Opublikowano 21 czerwca 2019, autor: mk
Malowanie ma we krwi. Od zawsze kocha sztukę. Realizuje się, pracując w teatrze jako charakteryzatorka. A teraz Wiktoria Jureczko (30 l.) z Żar zajęła 2 miejsce w prestiżowym 7 konkursie Mistrzostw Charakteryzacji we Wrocławiu.

Wiktoria Jureczko zajęła 2 miejsce w konkursie organizowanym przez Dolnośląskie Centrum Filmowe na najlepszą charakteryzację. Do konkursu zgłosiło się ponad 30 osób, 10 z nich dostało się do ścisłego finału.
Wiktoria charakteryzacją interesuje się od liceum.
– Próbowałam różnych dróg – przyznaje. – Starałam się dostać na wydział lalkarski we Wrocławiu. Przez pół roku studiowałam na ASP w Katowicach, jednak to nie była moja droga. Wróciłam do charakteryzacji, pracuję w Teatrze Lubuskim, zajmuję się garderobą i scenografią.
Tematem tegorocznych Mistrzostw Charakteryzacji był karnawał – od Rio de Janeiro po Wenecję. Wiktoria wszystko przygotowała sama, jedynie przy stroju potrzebowała pomocy krawcowej z teatru.
– Przesłałam zdjęcia charakteryzacji przygotowanej dla modela – mówi W. Jureczko. – Wcześniej było szukanie informacji o karnawale na świecie, projekt, zakupy.
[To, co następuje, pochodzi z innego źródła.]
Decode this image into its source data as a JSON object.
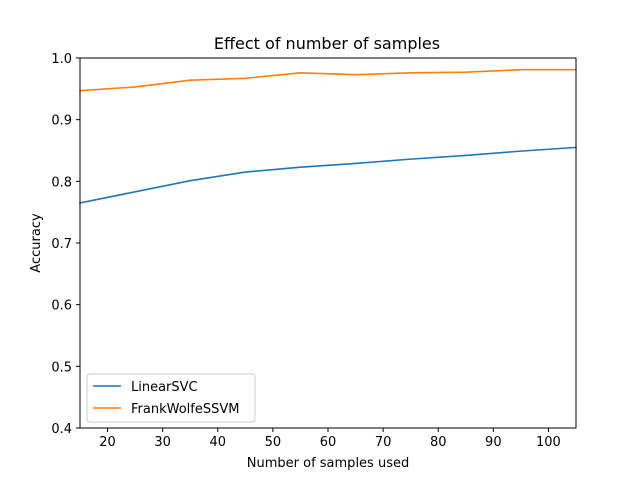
{
  "chart_data": {
    "type": "line",
    "title": "Effect of number of samples",
    "xlabel": "Number of samples used",
    "ylabel": "Accuracy",
    "xlim": [
      15,
      105
    ],
    "ylim": [
      0.4,
      1.0
    ],
    "x": [
      15,
      25,
      35,
      45,
      55,
      65,
      75,
      85,
      95,
      105
    ],
    "xticks": [
      20,
      30,
      40,
      50,
      60,
      70,
      80,
      90,
      100
    ],
    "xtick_labels": [
      "20",
      "30",
      "40",
      "50",
      "60",
      "70",
      "80",
      "90",
      "100"
    ],
    "yticks": [
      0.4,
      0.5,
      0.6,
      0.7,
      0.8,
      0.9,
      1.0
    ],
    "ytick_labels": [
      "0.4",
      "0.5",
      "0.6",
      "0.7",
      "0.8",
      "0.9",
      "1.0"
    ],
    "grid": false,
    "legend_position": "lower-left",
    "series": [
      {
        "name": "LinearSVC",
        "color": "#1f77b4",
        "values": [
          0.765,
          0.783,
          0.801,
          0.815,
          0.823,
          0.829,
          0.836,
          0.842,
          0.849,
          0.855
        ]
      },
      {
        "name": "FrankWolfeSSVM",
        "color": "#ff7f0e",
        "values": [
          0.947,
          0.953,
          0.964,
          0.967,
          0.976,
          0.973,
          0.976,
          0.977,
          0.981,
          0.981
        ]
      }
    ]
  }
}
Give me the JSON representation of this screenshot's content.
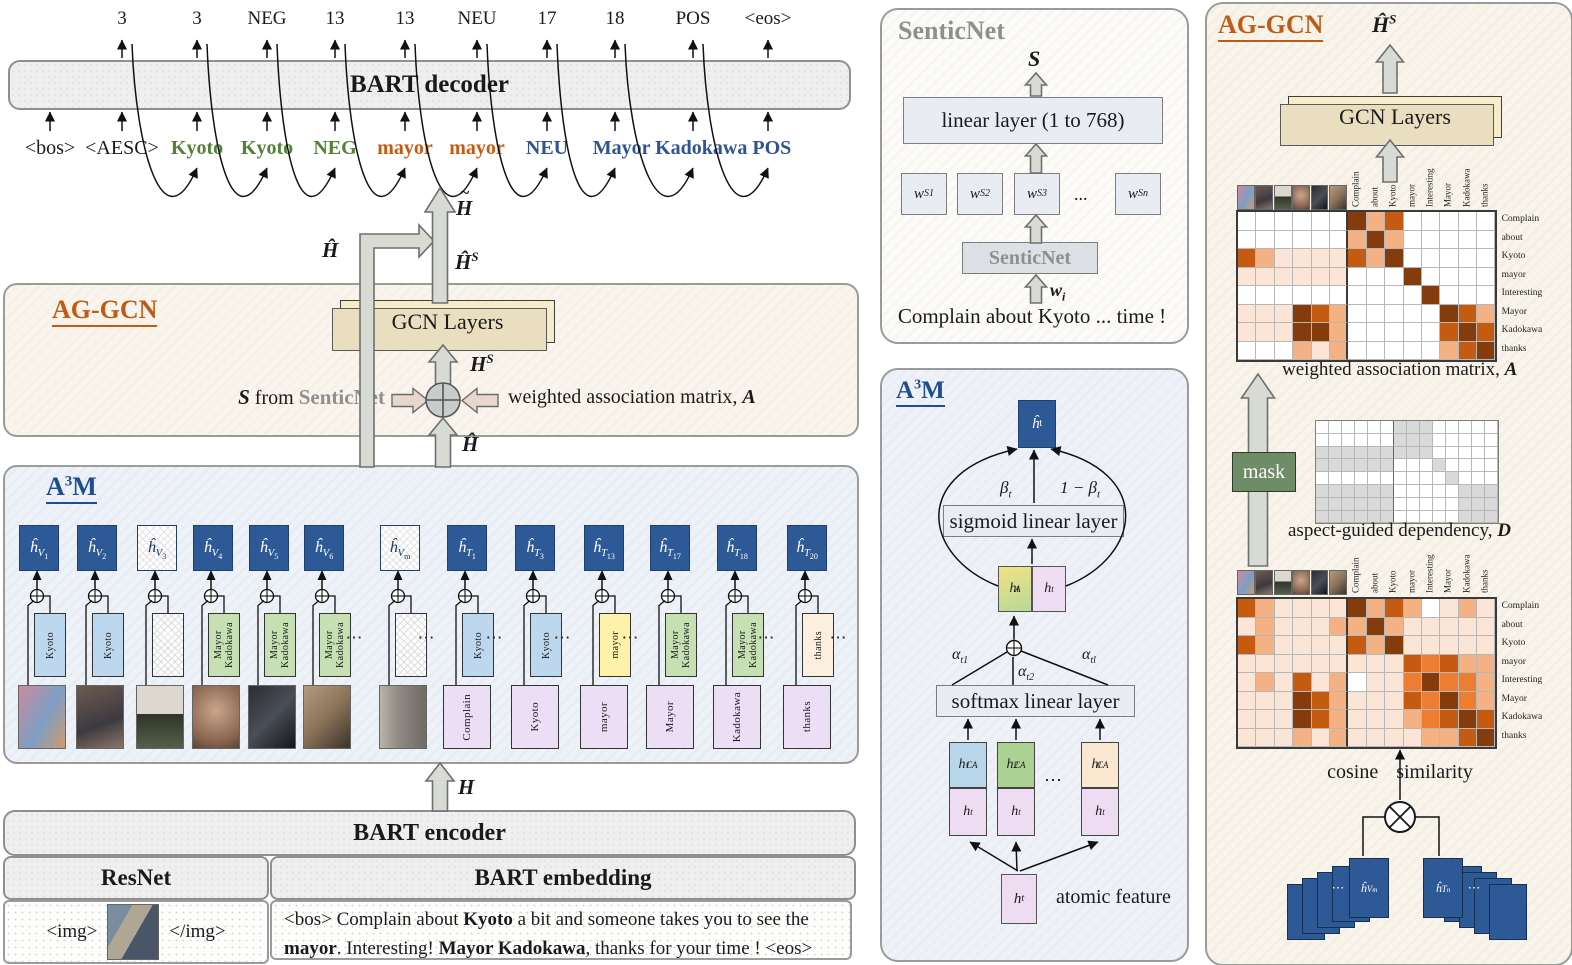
{
  "colors": {
    "accent_green": "#538135",
    "accent_orange": "#C55A11",
    "accent_blue": "#2F5496",
    "dark_state_box": "#2d5a97",
    "mask_green": "#6e8c66",
    "gcn_tan": "#f6ecca",
    "matrix_palette": [
      "#ffffff",
      "#fbe5d6",
      "#f4b183",
      "#ed7d31",
      "#c55a11",
      "#843c0c"
    ],
    "dependency_gray": "#d9d9d9"
  },
  "decoder": {
    "box_label": "BART decoder",
    "outputs": [
      "3",
      "3",
      "NEG",
      "13",
      "13",
      "NEU",
      "17",
      "18",
      "POS",
      "<eos>"
    ],
    "inputs": [
      {
        "text": "<bos>",
        "color": "black"
      },
      {
        "text": "<AESC>",
        "color": "black"
      },
      {
        "text": "Kyoto",
        "color": "green"
      },
      {
        "text": "Kyoto",
        "color": "green"
      },
      {
        "text": "NEG",
        "color": "green"
      },
      {
        "text": "mayor",
        "color": "orange"
      },
      {
        "text": "mayor",
        "color": "orange"
      },
      {
        "text": "NEU",
        "color": "blue"
      },
      {
        "text": "Mayor Kadokawa POS",
        "color": "blue"
      }
    ]
  },
  "aggcn_left": {
    "title": "AG-GCN",
    "gcn_label": "GCN Layers",
    "h_tilde_base": "H",
    "h_tilde_acc": "~",
    "h_hat": "Ĥ",
    "h_hat_mid": "Ĥ",
    "hhs_base": "Ĥ",
    "hhs_sup": "S",
    "hs_base": "H",
    "hs_sup": "S",
    "s_var": "S",
    "from_text": "from",
    "sentic_text": "SenticNet",
    "weighted_text": "weighted association matrix,",
    "weighted_var": "A"
  },
  "a3m_left": {
    "title": "A",
    "title_sup": "3",
    "title_end": "M",
    "dots": "⋯",
    "h_label": "H",
    "columns": [
      {
        "var": "V",
        "idx": "1",
        "mid": "Kyoto",
        "mid_color": "blue",
        "bottom_type": "image",
        "bottom": "photo-painting",
        "filled": true
      },
      {
        "var": "V",
        "idx": "2",
        "mid": "Kyoto",
        "mid_color": "blue",
        "bottom_type": "image",
        "bottom": "photo-artwork",
        "filled": true
      },
      {
        "var": "V",
        "idx": "3",
        "mid": "",
        "mid_color": "empty",
        "bottom_type": "image",
        "bottom": "photo-sign",
        "filled": false
      },
      {
        "var": "V",
        "idx": "4",
        "mid": "Mayor Kadokawa",
        "mid_color": "green",
        "bottom_type": "image",
        "bottom": "photo-face",
        "filled": true
      },
      {
        "var": "V",
        "idx": "5",
        "mid": "Mayor Kadokawa",
        "mid_color": "green",
        "bottom_type": "image",
        "bottom": "photo-suit",
        "filled": true
      },
      {
        "var": "V",
        "idx": "6",
        "mid": "Mayor Kadokawa",
        "mid_color": "green",
        "bottom_type": "image",
        "bottom": "photo-hand",
        "filled": true
      },
      {
        "var": "V",
        "idx": "m",
        "mid": "",
        "mid_color": "empty",
        "bottom_type": "image",
        "bottom": "photo-door",
        "filled": false
      },
      {
        "var": "T",
        "idx": "1",
        "mid": "Kyoto",
        "mid_color": "blue",
        "bottom_type": "token",
        "bottom": "Complain",
        "filled": true
      },
      {
        "var": "T",
        "idx": "3",
        "mid": "Kyoto",
        "mid_color": "blue",
        "bottom_type": "token",
        "bottom": "Kyoto",
        "filled": true
      },
      {
        "var": "T",
        "idx": "13",
        "mid": "mayor",
        "mid_color": "yellow",
        "bottom_type": "token",
        "bottom": "mayor",
        "filled": true
      },
      {
        "var": "T",
        "idx": "17",
        "mid": "Mayor Kadokawa",
        "mid_color": "green",
        "bottom_type": "token",
        "bottom": "Mayor",
        "filled": true
      },
      {
        "var": "T",
        "idx": "18",
        "mid": "Mayor Kadokawa",
        "mid_color": "green",
        "bottom_type": "token",
        "bottom": "Kadokawa",
        "filled": true
      },
      {
        "var": "T",
        "idx": "20",
        "mid": "thanks",
        "mid_color": "cream",
        "bottom_type": "token",
        "bottom": "thanks",
        "filled": true
      }
    ]
  },
  "encoder": {
    "label": "BART encoder",
    "resnet": "ResNet",
    "embedding": "BART embedding",
    "img_open": "<img>",
    "img_close": "</img>",
    "photo": "photo-two-people",
    "sentence": [
      {
        "t": "<bos> Complain about ",
        "b": false
      },
      {
        "t": "Kyoto",
        "b": true
      },
      {
        "t": " a bit and someone takes you to see the ",
        "b": false
      },
      {
        "t": "mayor",
        "b": true
      },
      {
        "t": ". Interesting! ",
        "b": false
      },
      {
        "t": "Mayor Kadokawa",
        "b": true
      },
      {
        "t": ", thanks for your time ! <eos>",
        "b": false
      }
    ]
  },
  "senticnet_panel": {
    "title": "SenticNet",
    "s_label": "S",
    "linear_label": "linear layer (1 to 768)",
    "w_base": "w",
    "w_sup": "S",
    "w_indices": [
      "1",
      "2",
      "3"
    ],
    "w_last": "n",
    "dots": "...",
    "box_label": "SenticNet",
    "wi_base": "w",
    "wi_sub": "i",
    "sentence": "Complain about Kyoto ... time !"
  },
  "a3m_panel": {
    "title": "A",
    "title_sup": "3",
    "title_end": "M",
    "ht_hat_base": "ĥ",
    "ht_hat_sub": "t",
    "beta_base": "β",
    "beta_sub": "t",
    "one_minus": "1 − ",
    "sigmoid_label": "sigmoid linear layer",
    "hta_base": "h",
    "hta_sup": "A",
    "hta_sub": "t",
    "ht_base": "h",
    "ht_sub": "t",
    "alpha1_base": "α",
    "alpha1_sub": "t1",
    "alpha2_base": "α",
    "alpha2_sub": "t2",
    "alphal_base": "α",
    "alphal_sub": "tl",
    "softmax_label": "softmax linear layer",
    "stacks": [
      {
        "sup": "CA",
        "sub": "1"
      },
      {
        "sup": "CA",
        "sub": "2"
      },
      {
        "sup": "CA",
        "sub": "l"
      }
    ],
    "dots": "⋯",
    "atomic_label": "atomic feature"
  },
  "aggcn_right": {
    "title": "AG-GCN",
    "hhs_base": "Ĥ",
    "hhs_sup": "S",
    "gcn_label": "GCN Layers",
    "mask_label": "mask",
    "caption_a_text": "weighted association matrix,",
    "caption_a_var": "A",
    "caption_d_text": "aspect-guided dependency,",
    "caption_d_var": "D",
    "cosine_left": "cosine",
    "cosine_right": "similarity",
    "dots": "⋯",
    "stack_v": {
      "base": "ĥ",
      "sub": "V",
      "idx": "m"
    },
    "stack_t": {
      "base": "ĥ",
      "sub": "T",
      "idx": "n"
    },
    "matrix_labels": [
      "Complain",
      "about",
      "Kyoto",
      "mayor",
      "Interesting",
      "Mayor",
      "Kadokawa",
      "thanks"
    ],
    "thumbs": [
      "photo-painting",
      "photo-artwork",
      "photo-sign",
      "photo-face",
      "photo-suit",
      "photo-hand"
    ],
    "matrix_a": [
      [
        0,
        0,
        0,
        0,
        0,
        0,
        5,
        2,
        4,
        0,
        0,
        0,
        0,
        0
      ],
      [
        0,
        0,
        0,
        0,
        0,
        0,
        2,
        5,
        2,
        0,
        0,
        0,
        0,
        0
      ],
      [
        4,
        2,
        1,
        1,
        1,
        1,
        4,
        2,
        5,
        0,
        0,
        0,
        0,
        0
      ],
      [
        1,
        1,
        1,
        1,
        1,
        1,
        0,
        0,
        0,
        5,
        0,
        0,
        0,
        0
      ],
      [
        0,
        0,
        0,
        0,
        0,
        0,
        0,
        0,
        0,
        0,
        5,
        0,
        0,
        0
      ],
      [
        1,
        1,
        1,
        5,
        4,
        2,
        0,
        0,
        0,
        0,
        0,
        5,
        4,
        2
      ],
      [
        1,
        1,
        1,
        5,
        5,
        2,
        0,
        0,
        0,
        0,
        0,
        4,
        5,
        4
      ],
      [
        0,
        0,
        0,
        2,
        1,
        2,
        0,
        0,
        0,
        0,
        0,
        2,
        4,
        5
      ]
    ],
    "matrix_d": [
      [
        0,
        0,
        0,
        0,
        0,
        0,
        1,
        1,
        1,
        0,
        0,
        0,
        0,
        0
      ],
      [
        0,
        0,
        0,
        0,
        0,
        0,
        1,
        1,
        1,
        0,
        0,
        0,
        0,
        0
      ],
      [
        1,
        1,
        1,
        1,
        1,
        1,
        1,
        1,
        1,
        0,
        0,
        0,
        0,
        0
      ],
      [
        1,
        1,
        1,
        1,
        1,
        1,
        0,
        0,
        0,
        1,
        0,
        0,
        0,
        0
      ],
      [
        0,
        0,
        0,
        0,
        0,
        0,
        0,
        0,
        0,
        0,
        1,
        0,
        0,
        0
      ],
      [
        1,
        1,
        1,
        1,
        1,
        1,
        0,
        0,
        0,
        0,
        0,
        1,
        1,
        1
      ],
      [
        1,
        1,
        1,
        1,
        1,
        1,
        0,
        0,
        0,
        0,
        0,
        1,
        1,
        1
      ],
      [
        1,
        1,
        1,
        1,
        1,
        1,
        0,
        0,
        0,
        0,
        0,
        1,
        1,
        1
      ]
    ],
    "matrix_cos": [
      [
        4,
        2,
        1,
        1,
        1,
        1,
        5,
        2,
        4,
        2,
        0,
        1,
        2,
        1
      ],
      [
        1,
        2,
        1,
        1,
        1,
        2,
        2,
        5,
        2,
        1,
        1,
        1,
        1,
        1
      ],
      [
        4,
        2,
        1,
        1,
        1,
        1,
        4,
        2,
        5,
        1,
        1,
        1,
        1,
        1
      ],
      [
        1,
        1,
        1,
        1,
        1,
        1,
        1,
        1,
        1,
        4,
        3,
        4,
        2,
        2
      ],
      [
        1,
        2,
        1,
        4,
        1,
        2,
        0,
        1,
        1,
        3,
        5,
        3,
        3,
        2
      ],
      [
        1,
        1,
        1,
        5,
        4,
        2,
        1,
        1,
        1,
        4,
        3,
        5,
        3,
        2
      ],
      [
        1,
        1,
        1,
        5,
        4,
        2,
        1,
        1,
        1,
        2,
        3,
        4,
        5,
        4
      ],
      [
        1,
        1,
        1,
        2,
        1,
        2,
        1,
        1,
        1,
        1,
        2,
        2,
        4,
        5
      ]
    ]
  }
}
Najwięcej czasu trzeba było poświęcić kostiumowi.
Jej charakteryzacja spodobała się jury i zapewniła miejsce w finałowej dziesiątce.
– Gdy usłyszałam swoje nazwisko wyczytywane przy II miejscu, nie mogłam uwierzyć – nie ukrywa emocji Wiktoria
Nie byle co
W. Jureczko pracę zaczynała, malując twarze dzieci.
– To nie musi być ciapkanie farbami po ich twarzach. To mogą być wspaniałe dzieła. Chciałbym uczulić rodziców, by sprawdzali, czym malowane są ich dzieci i nie zgadzali się na byle co. Wszystkie produkty powinny mieć atesty – przekonuje.
Trenuje też na sobie.
– Maluję albo coś na ręce, albo na twarzy. Czasem wykorzystuję modelkę. Mam też specjalne maty, które służą do malowania farbami ciała – mówi Wiktoria i zdradza, że od września rozpocznie naukę w Poznaniu, na dwóch kierunkach związanych z charakteryzacją sceniczną i tworzeniem kostiumów.
Nie obrażam się na świat
W. Jureczko jest weganką.
– Nie obrażam się na świat. Jest, jaki jest – mówi z uśmiechem. – Ale staram się, by to, co robię, nie wykorzystywało w żaden sposób zwierząt. Moją wielką miłością są zwierzęta. Udzielam się w stowarzyszeniu Ochrony Zwierząt Aport.
Jak się relaksuje?
– Ostatnio, wypalając w drewnie lub plotę biżuterię. Szyję. Lubię też czytać – mówi.
Co dalej?
– Staram się spełniać swoje marzenia. Gdzie będę za 5 lat? Mam nadzieję, że to będzie związane z charakteryzacją – zastrzega.